Today the Ethereum network has faced a malfunction, causing exchanges to stop running transactions with ETH. The network’s two main implementation clients - Geth and Parity - went out of sync, accidentally creating two separate chains operating in parallel.
What happened?
The network’s accidental split is largely a result of a very recent network upgrade. The developing team had just finished introducing a number of optimizations to address the system’s vulnerabilities, however a bug in a slightly different approach of the two clients has resulted in a network split. As said in a statement by the Ethereum team, Geth’s journal was failing to revert account deletions when a transaction that deleted empty accounts went OOG.
For this reason, exchanges have discontinued accepting Ethereum for deposits and making withdrawals. Meanwhile, mining pools were advised to switch to Parity or stop mining.
Ethereum quickly identified a fix and is now testing it.

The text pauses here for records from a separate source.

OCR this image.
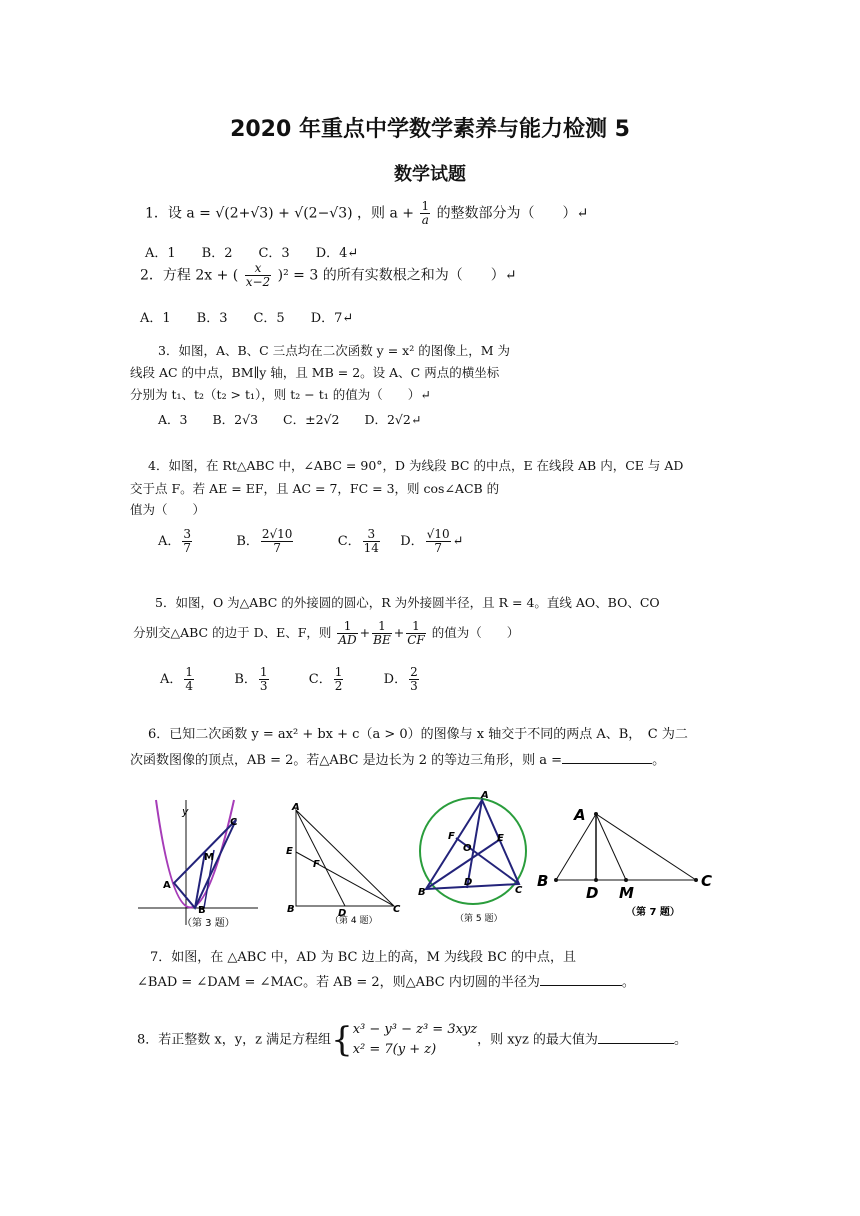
2020 年重点中学数学素养与能力检测 5
数学试题
1．设 a = √(2+√3) + √(2−√3) ，则 $a + \frac{1}{a}$ 的整数部分为（　　）↵
A．1　　B．2　　C．3　　D．4↵
2．方程 2x + ( $\frac{x}{x-2} )^2 = 3$ 的所有实数根之和为（　　）↵
A．1　　B．3　　C．5　　D．7↵
3．如图，A、B、C 三点均在二次函数 y = x² 的图像上，M 为
线段 AC 的中点，BM∥y 轴，且 MB = 2。设 A、C 两点的横坐标
分别为 t₁、t₂（t₂ > t₁），则 t₂ − t₁ 的值为（　　）↵
A．3　　B．2√3　　C．±2√2　　D．2√2↵
4．如图，在 Rt△ABC 中，∠ABC = 90°，D 为线段 BC 的中点，E 在线段 AB 内，CE 与 AD
交于点 F。若 AE = EF，且 AC = 7，FC = 3，则 cos∠ACB 的
值为（　　）
A． $\frac{3}{7}$	B． $\frac{2√10}{7}$	C． $\frac{3}{14}$ D． $\frac{√10}{7}$ ↵
5．如图，O 为△ABC 的外接圆的圆心，R 为外接圆半径，且 R = 4。直线 AO、BO、CO
分别交△ABC 的边于 D、E、F，则 $\frac{1}{AD} + \frac{1}{BE} + \frac{1}{CF}$ 的值为（　　）
A． $\frac{1}{4}$	B． $\frac{1}{3}$	C． $\frac{1}{2}$	D． $\frac{2}{3}$
6．已知二次函数 y = ax² + bx + c（a > 0）的图像与 x 轴交于不同的两点 A、B，　C 为二
次函数图像的顶点，AB = 2。若△ABC 是边长为 2 的等边三角形，则 a =	。
y
A
B
C
M
（第 3 题）
A
B	C
D
E
F
（第 4 题）
A
B	C
D
E
F
O
（第 5 题）
A
B	C
D M
（第 7 题）
7．如图，在 △ABC 中，AD 为 BC 边上的高，M 为线段 BC 的中点，且
∠BAD = ∠DAM = ∠MAC。若 AB = 2，则△ABC 内切圆的半径为	。
8．若正整数 x，y，z 满足方程组{ x³ − y³ − z³ = 3xyz
x² = 7(y + z)
，则 xyz 的最大值为	。
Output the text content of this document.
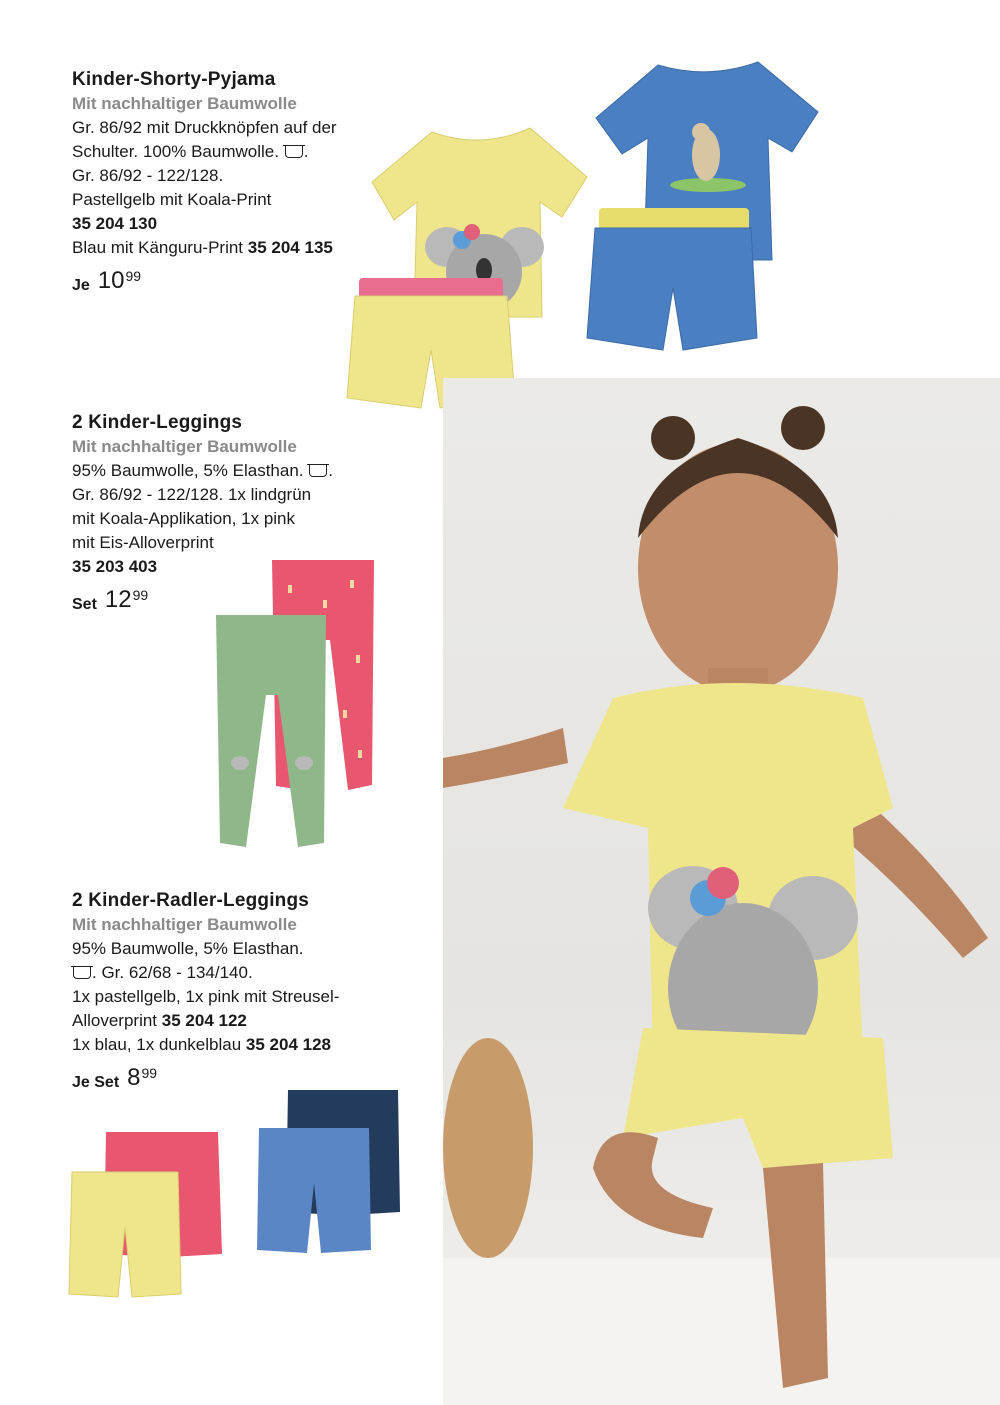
Kinder-Shorty-Pyjama
Mit nachhaltiger Baumwolle
Gr. 86/92 mit Druckknöpfen auf der
Schulter. 100% Baumwolle. .
Gr. 86/92 - 122/128.
Pastellgelb mit Koala-Print
35 204 130
Blau mit Känguru-Print 35 204 135
Je 10 99
2 Kinder-Leggings
Mit nachhaltiger Baumwolle
95% Baumwolle, 5% Elasthan. .
Gr. 86/92 - 122/128. 1x lindgrün
mit Koala-Applikation, 1x pink
mit Eis-Alloverprint
35 203 403
Set 12 99
2 Kinder-Radler-Leggings
Mit nachhaltiger Baumwolle
95% Baumwolle, 5% Elasthan.
. Gr. 62/68 - 134/140.
1x pastellgelb, 1x pink mit Streusel-
Alloverprint 35 204 122
1x blau, 1x dunkelblau 35 204 128
Je Set 8 99
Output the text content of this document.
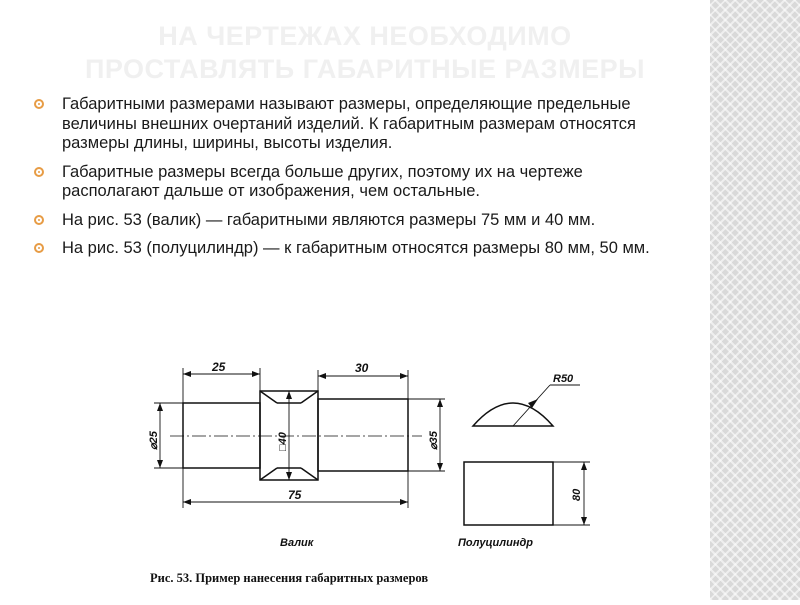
НА ЧЕРТЕЖАХ НЕОБХОДИМО
ПРОСТАВЛЯТЬ ГАБАРИТНЫЕ РАЗМЕРЫ
Габаритными размерами называют размеры, определяющие предельные величины внешних очертаний изделий. К габаритным размерам относятся размеры длины, ширины, высоты изделия.
Габаритные размеры всегда больше других, поэтому их на чертеже располагают дальше от изображения, чем остальные.
На рис. 53 (валик) — габаритными являются размеры 75 мм и 40 мм.
На рис. 53 (полуцилиндр) — к габаритным относятся размеры 80 мм, 50 мм.
25	30
75
⌀25	□40	⌀35
R50
80
Валик	Полуцилиндр
Рис. 53. Пример нанесения габаритных размеров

Zsolt Felföldi from Ethereum commented:
“Our codebase is quite clean and well maintained. Still, of course, large complexity brings more errors, and this project is extremely sensitive to any kinds of bugs. Parity is really clean and minimalistic, its design is also based on a lot of previous experience (rewrites are always better quality, this is why we are also doing a lot of refactoring). I'm really glad that we have it around as a safety insurance while we're constantly adding complexity with all the new features. I'd say Geth is more focused on progress while Parity is more about safety and performance, which is probably the best combination we can have at the moment.”
How can they fix it?
The Geth team is currently coding up a patch to fix Geth’s behavior to match that of Parity.

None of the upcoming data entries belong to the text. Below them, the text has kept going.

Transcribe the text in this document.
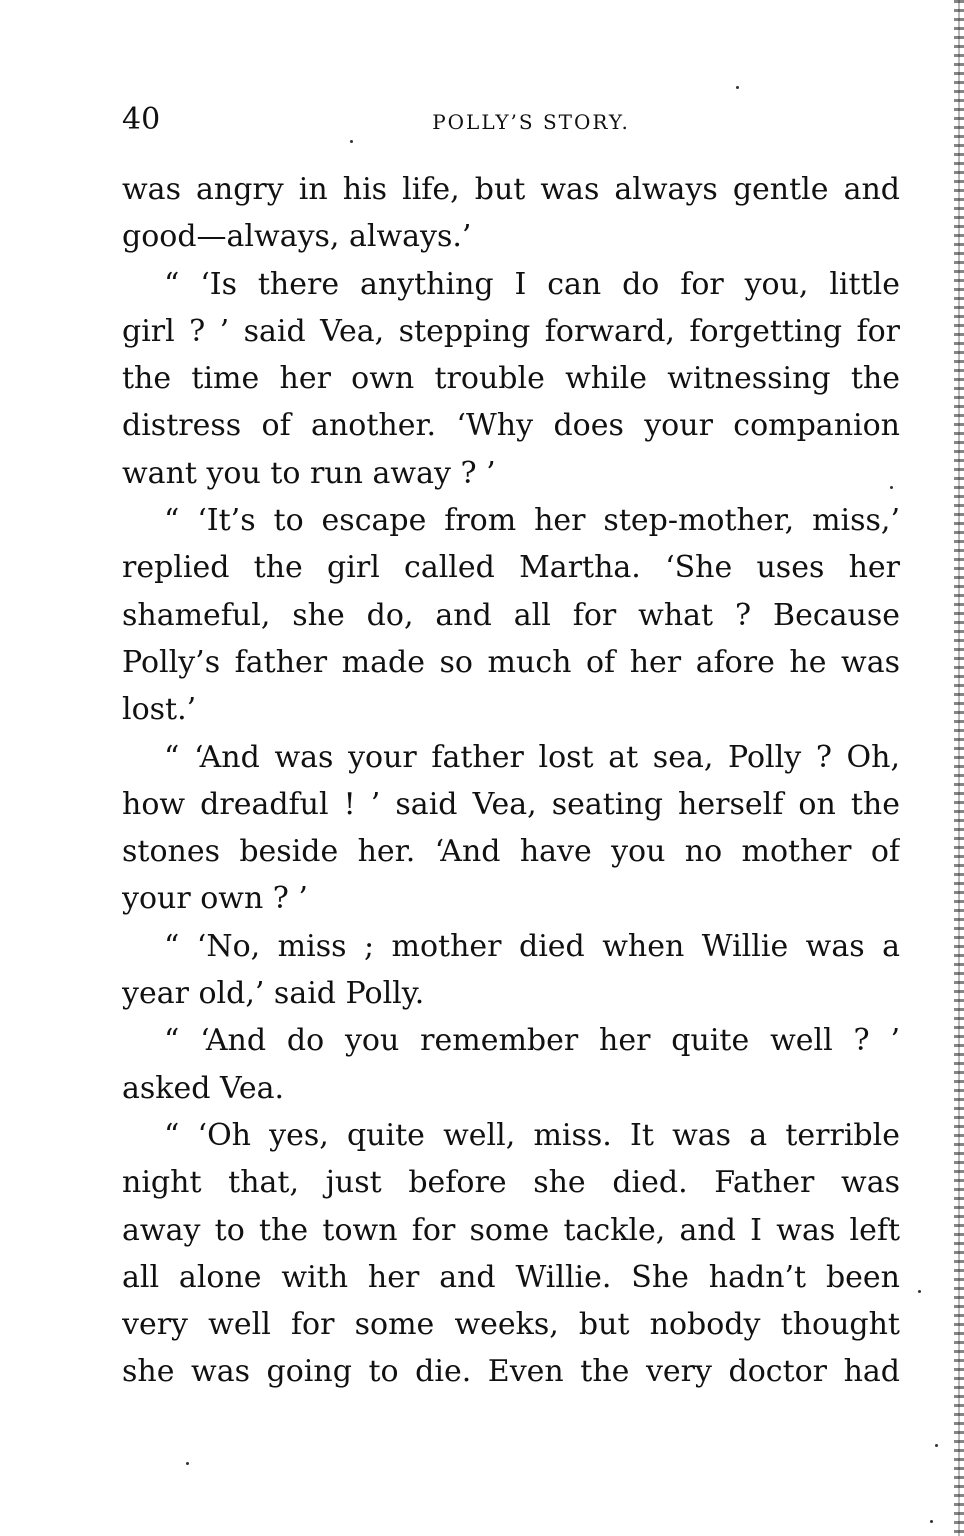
40	POLLY’S STORY.
was angry in his life, but was always gentle and
good—always, always.’
“ ‘Is there anything I can do for you, little
girl ? ’ said Vea, stepping forward, forgetting for
the time her own trouble while witnessing the
distress of another. ‘Why does your companion
want you to run away ? ’
“ ‘It’s to escape from her step-mother, miss,’
replied the girl called Martha. ‘She uses her
shameful, she do, and all for what ? Because
Polly’s father made so much of her afore he was
lost.’
“ ‘And was your father lost at sea, Polly ? Oh,
how dreadful ! ’ said Vea, seating herself on the
stones beside her. ‘And have you no mother of
your own ? ’
“ ‘No, miss ; mother died when Willie was a
year old,’ said Polly.
“ ‘And do you remember her quite well ? ’
asked Vea.
“ ‘Oh yes, quite well, miss. It was a terrible
night that, just before she died. Father was
away to the town for some tackle, and I was left
all alone with her and Willie. She hadn’t been
very well for some weeks, but nobody thought
she was going to die. Even the very doctor had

A source close to Ethereum said that it will most likely be necessary to roll back a part of the transaction in one of the chains formed after the moment the fork occurred. Rolling back the chain formed by the geth would mean that all transactions carried out after the faulty block will be canceled, while funds from the respective users will be charged.
However, in a statement it was said that after the new release, users will simply need to run the new geth if they synced past the fork, and it will rewind to the point of the fork and sync from there.

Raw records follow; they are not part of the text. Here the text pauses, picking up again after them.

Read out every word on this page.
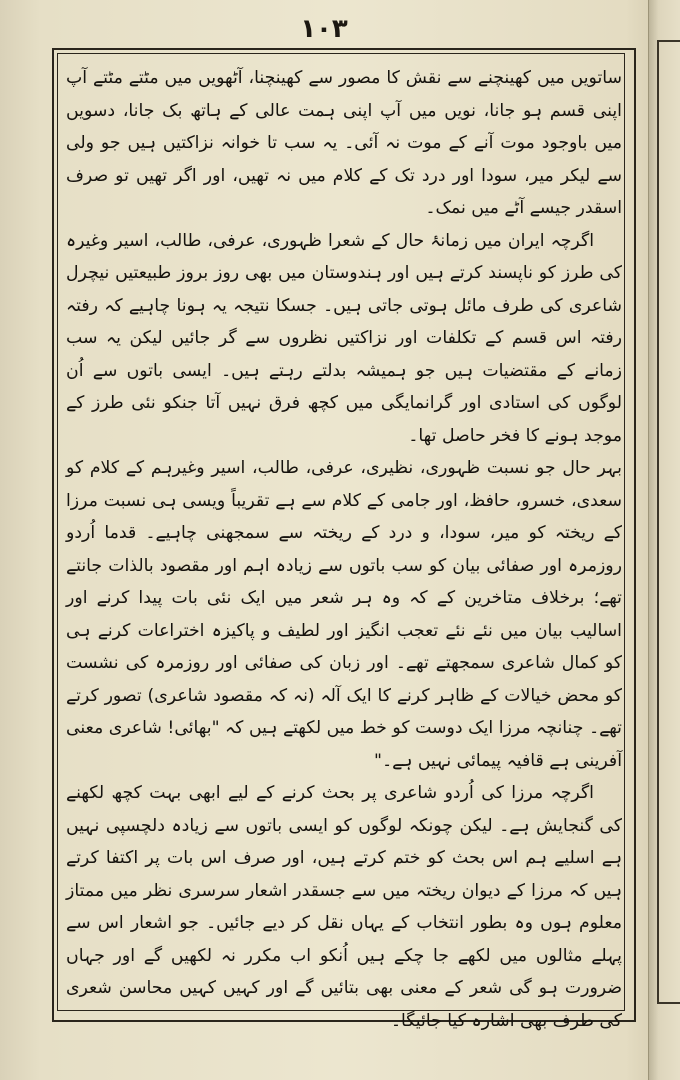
١٠٣

ساتویں میں کھینچنے سے نقش کا مصور سے کھینچنا، آٹھویں میں مٹتے مٹتے آپ اپنی قسم ہو جانا، نویں میں آپ اپنی ہمت عالی کے ہاتھ بک جانا، دسویں میں باوجود موت آنے کے موت نہ آئی۔ یہ سب تا خوانہ نزاکتیں ہیں جو ولی سے لیکر میر، سودا اور درد تک کے کلام میں نہ تھیں، اور اگر تھیں تو صرف اسقدر جیسے آٹے میں نمک۔

اگرچہ ایران میں زمانۂ حال کے شعرا ظہوری، عرفی، طالب، اسیر وغیرہ کی طرز کو ناپسند کرتے ہیں اور ہندوستان میں بھی روز بروز طبیعتیں نیچرل شاعری کی طرف مائل ہوتی جاتی ہیں۔ جسکا نتیجہ یہ ہونا چاہیے کہ رفتہ رفتہ اس قسم کے تکلفات اور نزاکتیں نظروں سے گر جائیں لیکن یہ سب زمانے کے مقتضیات ہیں جو ہمیشہ بدلتے رہتے ہیں۔ ایسی باتوں سے اُن لوگوں کی استادی اور گرانمایگی میں کچھ فرق نہیں آتا جنکو نئی طرز کے موجد ہونے کا فخر حاصل تھا۔

بہر حال جو نسبت ظہوری، نظیری، عرفی، طالب، اسیر وغیرہم کے کلام کو سعدی، خسرو، حافظ، اور جامی کے کلام سے ہے تقریباً ویسی ہی نسبت مرزا کے ریختہ کو میر، سودا، و درد کے ریختہ سے سمجھنی چاہیے۔ قدما اُردو روزمرہ اور صفائی بیان کو سب باتوں سے زیادہ اہم اور مقصود بالذات جانتے تھے؛ برخلاف متاخرین کے کہ وہ ہر شعر میں ایک نئی بات پیدا کرنے اور اسالیب بیان میں نئے نئے تعجب انگیز اور لطیف و پاکیزہ اختراعات کرنے ہی کو کمال شاعری سمجھتے تھے۔ اور زبان کی صفائی اور روزمرہ کی نشست کو محض خیالات کے ظاہر کرنے کا ایک آلہ (نہ کہ مقصود شاعری) تصور کرتے تھے۔ چنانچہ مرزا ایک دوست کو خط میں لکھتے ہیں کہ "بھائی! شاعری معنی آفرینی ہے قافیہ پیمائی نہیں ہے۔"

اگرچہ مرزا کی اُردو شاعری پر بحث کرنے کے لیے ابھی بہت کچھ لکھنے کی گنجایش ہے۔ لیکن چونکہ لوگوں کو ایسی باتوں سے زیادہ دلچسپی نہیں ہے اسلیے ہم اس بحث کو ختم کرتے ہیں، اور صرف اس بات پر اکتفا کرتے ہیں کہ مرزا کے دیوان ریختہ میں سے جسقدر اشعار سرسری نظر میں ممتاز معلوم ہوں وہ بطور انتخاب کے یہاں نقل کر دیے جائیں۔ جو اشعار اس سے پہلے مثالوں میں لکھے جا چکے ہیں اُنکو اب مکرر نہ لکھیں گے اور جہاں ضرورت ہو گی شعر کے معنی بھی بتائیں گے اور کہیں کہیں محاسن شعری کی طرف بھی اشارہ کیا جائیگا۔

The Ethereum community remains devoted and expresses their full support: “They are making it incredibly strong compared to other chains. As an Ethereum ICO participant and investor as well, I'm totally trusting what the devs are doing within the possibilities that they have.”
While Cointelegraph reached out to the Ethereum team for more details about the malfunction, the primary source for updates on the situation is their Twitter account:
Attention: Consensus fork in progress. Geth is on an incorrect fork. Don't assume transaction finality on Geth fork and switch to Parity!